The $1 million award is usually given to a person for his or her professional achievements, contributions to humanity, and commitment to Jewish values. This year, the Genesis Prize Foundation made a different choice, focusing on the hostages remaining in the Gaza Strip.
“The purpose of this year’s award is not to influence policy, but to raise international awareness of the plight of the hostages and provide humanitarian assistance focused on recovery, rehabilitation, and treatment,” said a co-founder of the prize, Stan Polovets.
The recipients included the Hostages and Missing Families Forum, a group representing many of the hostages’ relatives that sprang up in the wake of October 7 — when thousands of Hamas terrorists invaded southern Israel, killed some 1,200 people, and took 253 hostages — to advocate for the return of the abductees.
Prize money will also go to the Jewish Agency’s Fund for Victims of Terror, Lev Echad, Natal, The Israel Trauma and Resiliency Center, and OneFamily.
In November, 105 hostages were freed some 50 days into their captivity, and several others were returned in other circumstances, or were killed. Currently, 132 remain in Gaza as negotiations continue for a potential deal to release them. Israel says some 30 are no longer alive.
Yaakov Argamani, father of 26-year-old abductee Noa Argamani, emphasized the agony that he and his wife Liora experience each day that their daughter is in captivity and said that they are “grateful that the most prestigious award in the Jewish world will remind everyone of the plight of the abductees, our plight, and support the work of the organizations that work tirelessly to bring them home.”

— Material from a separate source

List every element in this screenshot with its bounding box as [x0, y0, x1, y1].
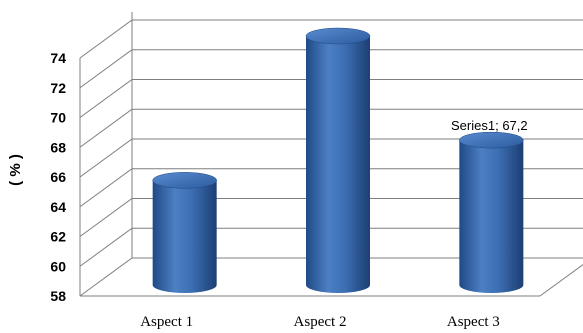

The Genesis Prize Foundation highlighted in its announcement that the $1 million financial component of the prize will be used exclusively to fund assistance to the hostages and their families.
It will subsidize access to medical treatment, trauma counseling, and social rehabilitation, among other things.
Rachel Goldberg, the mother of 23-year-old hostage Hersh Goldberg-Polin, praised the foundation’s decision to dedicate the money to hostages and their families.
“We fervently pray this gift will be instrumental in continuing the family organizations’ valiant and tireless efforts to bring the remaining beloved hostages home… now.”